Maysoon Zayid is an Arabic woman living with Cerebral Palsy in New Jersey. She did a TED Talks presentation years ago where talked about growing up and living as an Arabic woman who has Cerebral Palsy.  One thing she said during her TED Talks presentationthat resonated with me was, “Disability is as visible as race. If a wheelchair user can’t play Beyoncé, then Beyoncé can’t play a wheelchair user. People with disabilities are the largest minority in the world underrepresented in the entertainment industry.” Despite all her the hardships she had to endure, Zayid got to do things like walk the red carpet, work on a movie with Adam Sandler, and even perform for the legendary Mohammad Ali. Zayid presented herself with class; her intention was not to make the audience and viewers feel sorry for her, but rather to educate. She did it with a sense of humour while using facts and her own personal experiences.
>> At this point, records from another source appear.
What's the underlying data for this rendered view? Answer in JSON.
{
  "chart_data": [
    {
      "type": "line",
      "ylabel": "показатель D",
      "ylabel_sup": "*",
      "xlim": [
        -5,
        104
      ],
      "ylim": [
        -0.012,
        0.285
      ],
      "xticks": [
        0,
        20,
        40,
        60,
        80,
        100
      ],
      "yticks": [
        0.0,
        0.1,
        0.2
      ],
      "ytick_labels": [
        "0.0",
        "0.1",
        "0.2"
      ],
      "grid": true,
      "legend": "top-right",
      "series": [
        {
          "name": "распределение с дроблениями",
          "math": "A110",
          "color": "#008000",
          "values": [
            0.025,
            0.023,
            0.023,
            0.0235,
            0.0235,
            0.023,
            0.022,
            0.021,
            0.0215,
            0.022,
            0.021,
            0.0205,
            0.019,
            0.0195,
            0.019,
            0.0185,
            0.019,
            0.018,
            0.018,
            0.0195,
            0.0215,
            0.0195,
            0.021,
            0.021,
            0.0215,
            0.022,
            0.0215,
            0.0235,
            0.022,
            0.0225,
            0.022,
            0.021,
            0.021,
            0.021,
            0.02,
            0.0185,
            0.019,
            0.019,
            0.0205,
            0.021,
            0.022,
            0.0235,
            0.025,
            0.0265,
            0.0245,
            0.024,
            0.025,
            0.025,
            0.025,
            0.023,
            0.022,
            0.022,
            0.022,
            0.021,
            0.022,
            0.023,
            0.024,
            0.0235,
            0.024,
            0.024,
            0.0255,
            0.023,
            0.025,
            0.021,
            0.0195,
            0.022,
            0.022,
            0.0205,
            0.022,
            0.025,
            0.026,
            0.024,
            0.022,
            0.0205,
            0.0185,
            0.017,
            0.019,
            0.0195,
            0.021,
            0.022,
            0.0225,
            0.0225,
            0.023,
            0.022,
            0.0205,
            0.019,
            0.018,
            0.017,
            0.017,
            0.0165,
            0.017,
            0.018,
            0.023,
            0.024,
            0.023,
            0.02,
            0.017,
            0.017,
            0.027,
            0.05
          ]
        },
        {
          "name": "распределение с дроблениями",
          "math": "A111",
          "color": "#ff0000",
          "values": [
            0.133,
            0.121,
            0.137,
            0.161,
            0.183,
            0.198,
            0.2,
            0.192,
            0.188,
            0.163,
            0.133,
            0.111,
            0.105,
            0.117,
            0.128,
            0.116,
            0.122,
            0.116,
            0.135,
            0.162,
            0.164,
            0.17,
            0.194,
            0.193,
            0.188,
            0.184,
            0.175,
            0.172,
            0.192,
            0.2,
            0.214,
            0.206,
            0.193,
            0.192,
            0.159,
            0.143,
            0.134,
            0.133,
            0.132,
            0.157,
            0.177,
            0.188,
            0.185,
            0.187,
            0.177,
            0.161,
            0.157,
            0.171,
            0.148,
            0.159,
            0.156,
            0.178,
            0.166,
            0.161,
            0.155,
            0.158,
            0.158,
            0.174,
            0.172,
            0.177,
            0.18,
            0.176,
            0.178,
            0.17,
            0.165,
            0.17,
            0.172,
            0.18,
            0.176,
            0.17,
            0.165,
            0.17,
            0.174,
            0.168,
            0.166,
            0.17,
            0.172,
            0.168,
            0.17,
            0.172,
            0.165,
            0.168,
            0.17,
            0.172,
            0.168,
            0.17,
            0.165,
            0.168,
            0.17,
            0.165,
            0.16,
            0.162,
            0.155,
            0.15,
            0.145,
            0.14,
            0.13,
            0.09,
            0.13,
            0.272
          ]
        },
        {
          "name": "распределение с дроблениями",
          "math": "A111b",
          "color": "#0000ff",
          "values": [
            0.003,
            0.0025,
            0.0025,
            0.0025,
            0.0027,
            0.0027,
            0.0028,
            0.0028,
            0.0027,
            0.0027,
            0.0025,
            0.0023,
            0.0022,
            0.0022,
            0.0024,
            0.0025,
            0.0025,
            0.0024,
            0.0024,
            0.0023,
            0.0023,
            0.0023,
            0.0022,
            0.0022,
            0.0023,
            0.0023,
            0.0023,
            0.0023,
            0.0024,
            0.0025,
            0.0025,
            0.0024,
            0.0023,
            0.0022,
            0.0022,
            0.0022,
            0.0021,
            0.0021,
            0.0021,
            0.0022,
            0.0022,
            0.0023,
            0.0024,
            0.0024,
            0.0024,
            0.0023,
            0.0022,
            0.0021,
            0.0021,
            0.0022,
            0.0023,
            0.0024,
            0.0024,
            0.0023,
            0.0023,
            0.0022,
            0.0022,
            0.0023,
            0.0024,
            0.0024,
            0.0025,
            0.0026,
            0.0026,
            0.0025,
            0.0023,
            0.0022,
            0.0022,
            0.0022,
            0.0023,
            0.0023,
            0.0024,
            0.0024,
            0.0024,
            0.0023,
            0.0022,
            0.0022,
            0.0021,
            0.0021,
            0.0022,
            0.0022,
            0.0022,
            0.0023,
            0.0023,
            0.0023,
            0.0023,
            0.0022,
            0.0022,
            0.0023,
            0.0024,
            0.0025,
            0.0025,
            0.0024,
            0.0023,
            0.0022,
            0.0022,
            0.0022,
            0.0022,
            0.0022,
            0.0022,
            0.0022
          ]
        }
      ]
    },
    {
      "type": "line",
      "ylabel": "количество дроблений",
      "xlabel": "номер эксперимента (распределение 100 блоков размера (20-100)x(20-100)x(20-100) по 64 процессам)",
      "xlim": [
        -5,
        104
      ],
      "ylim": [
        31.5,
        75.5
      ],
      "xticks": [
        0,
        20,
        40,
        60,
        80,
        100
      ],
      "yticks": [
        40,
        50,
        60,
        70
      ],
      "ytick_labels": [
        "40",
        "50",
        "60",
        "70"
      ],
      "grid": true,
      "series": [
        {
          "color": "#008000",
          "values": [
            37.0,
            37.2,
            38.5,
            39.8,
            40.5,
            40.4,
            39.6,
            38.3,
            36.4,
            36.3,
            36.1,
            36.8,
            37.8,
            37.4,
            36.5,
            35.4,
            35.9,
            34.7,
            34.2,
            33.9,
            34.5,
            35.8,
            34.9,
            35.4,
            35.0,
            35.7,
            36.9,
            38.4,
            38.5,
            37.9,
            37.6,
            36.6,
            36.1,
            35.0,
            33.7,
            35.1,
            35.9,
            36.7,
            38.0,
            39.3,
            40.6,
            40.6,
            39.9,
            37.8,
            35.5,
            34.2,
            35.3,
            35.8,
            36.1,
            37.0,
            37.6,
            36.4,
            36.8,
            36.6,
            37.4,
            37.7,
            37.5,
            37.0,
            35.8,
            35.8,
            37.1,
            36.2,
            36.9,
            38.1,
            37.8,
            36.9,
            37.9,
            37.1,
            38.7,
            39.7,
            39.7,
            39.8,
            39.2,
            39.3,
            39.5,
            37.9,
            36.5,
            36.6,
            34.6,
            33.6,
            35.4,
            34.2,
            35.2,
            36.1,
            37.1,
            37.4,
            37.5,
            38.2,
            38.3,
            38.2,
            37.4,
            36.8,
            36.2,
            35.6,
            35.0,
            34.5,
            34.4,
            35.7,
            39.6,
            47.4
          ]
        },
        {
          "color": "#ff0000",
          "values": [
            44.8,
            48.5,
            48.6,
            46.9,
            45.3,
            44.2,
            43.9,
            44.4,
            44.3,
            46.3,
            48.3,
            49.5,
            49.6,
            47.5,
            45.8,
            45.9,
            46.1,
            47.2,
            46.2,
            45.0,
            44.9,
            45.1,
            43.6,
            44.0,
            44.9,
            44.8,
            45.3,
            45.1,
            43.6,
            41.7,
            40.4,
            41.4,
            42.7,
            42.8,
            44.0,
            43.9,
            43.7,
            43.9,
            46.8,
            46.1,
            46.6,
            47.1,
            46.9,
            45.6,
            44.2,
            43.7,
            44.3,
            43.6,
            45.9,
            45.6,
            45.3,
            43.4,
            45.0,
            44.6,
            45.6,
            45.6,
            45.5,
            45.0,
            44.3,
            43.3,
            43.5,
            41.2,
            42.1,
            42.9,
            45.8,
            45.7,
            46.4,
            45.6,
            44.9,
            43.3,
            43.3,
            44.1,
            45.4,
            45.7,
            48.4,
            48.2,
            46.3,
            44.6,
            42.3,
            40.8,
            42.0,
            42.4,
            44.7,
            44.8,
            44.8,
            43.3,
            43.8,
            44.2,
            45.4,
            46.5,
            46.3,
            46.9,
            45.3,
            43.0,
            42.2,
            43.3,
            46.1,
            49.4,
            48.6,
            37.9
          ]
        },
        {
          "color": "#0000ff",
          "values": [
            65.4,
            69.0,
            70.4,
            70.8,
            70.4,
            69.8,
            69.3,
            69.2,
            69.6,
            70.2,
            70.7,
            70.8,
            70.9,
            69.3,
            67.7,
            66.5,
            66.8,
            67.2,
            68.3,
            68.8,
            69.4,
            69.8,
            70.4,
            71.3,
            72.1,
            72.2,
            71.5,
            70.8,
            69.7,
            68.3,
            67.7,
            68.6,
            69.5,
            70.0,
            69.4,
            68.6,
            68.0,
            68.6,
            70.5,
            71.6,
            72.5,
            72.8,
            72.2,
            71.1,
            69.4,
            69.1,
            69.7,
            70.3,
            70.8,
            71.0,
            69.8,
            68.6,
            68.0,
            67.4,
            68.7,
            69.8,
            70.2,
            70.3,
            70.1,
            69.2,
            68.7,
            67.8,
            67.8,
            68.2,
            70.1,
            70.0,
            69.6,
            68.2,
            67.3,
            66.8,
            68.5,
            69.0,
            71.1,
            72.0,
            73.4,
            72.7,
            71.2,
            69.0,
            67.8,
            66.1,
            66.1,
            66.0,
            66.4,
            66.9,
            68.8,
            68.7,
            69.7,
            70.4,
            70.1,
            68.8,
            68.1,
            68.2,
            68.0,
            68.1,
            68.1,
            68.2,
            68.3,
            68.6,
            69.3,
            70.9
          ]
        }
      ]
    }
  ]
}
When a writer and/or a speaker delivers from the heart and soul, that’s when the information presented stays with you; that’s when you feel you learn the most and even want to research the topic in question further; and that’s when you can discuss the topic with others afterwards with those who have interest in it and want to learn about it.

Learning and growing is an ever-lasting experience.  I now want to read more on other women’s experiences and personal struggles. Though I’d gone through it myself, I’m not a know-it-all. I want to expand my knowledge on both feminism and disability; I want to learn more on why these two issues are so intertwined, what made them connect, and how they are connected now. My goal is to have a wider awareness on the issue, so I can have a widespread conversation rather than just base my knowledge on my own experience on these issues as both separate entities, as well as a united issue.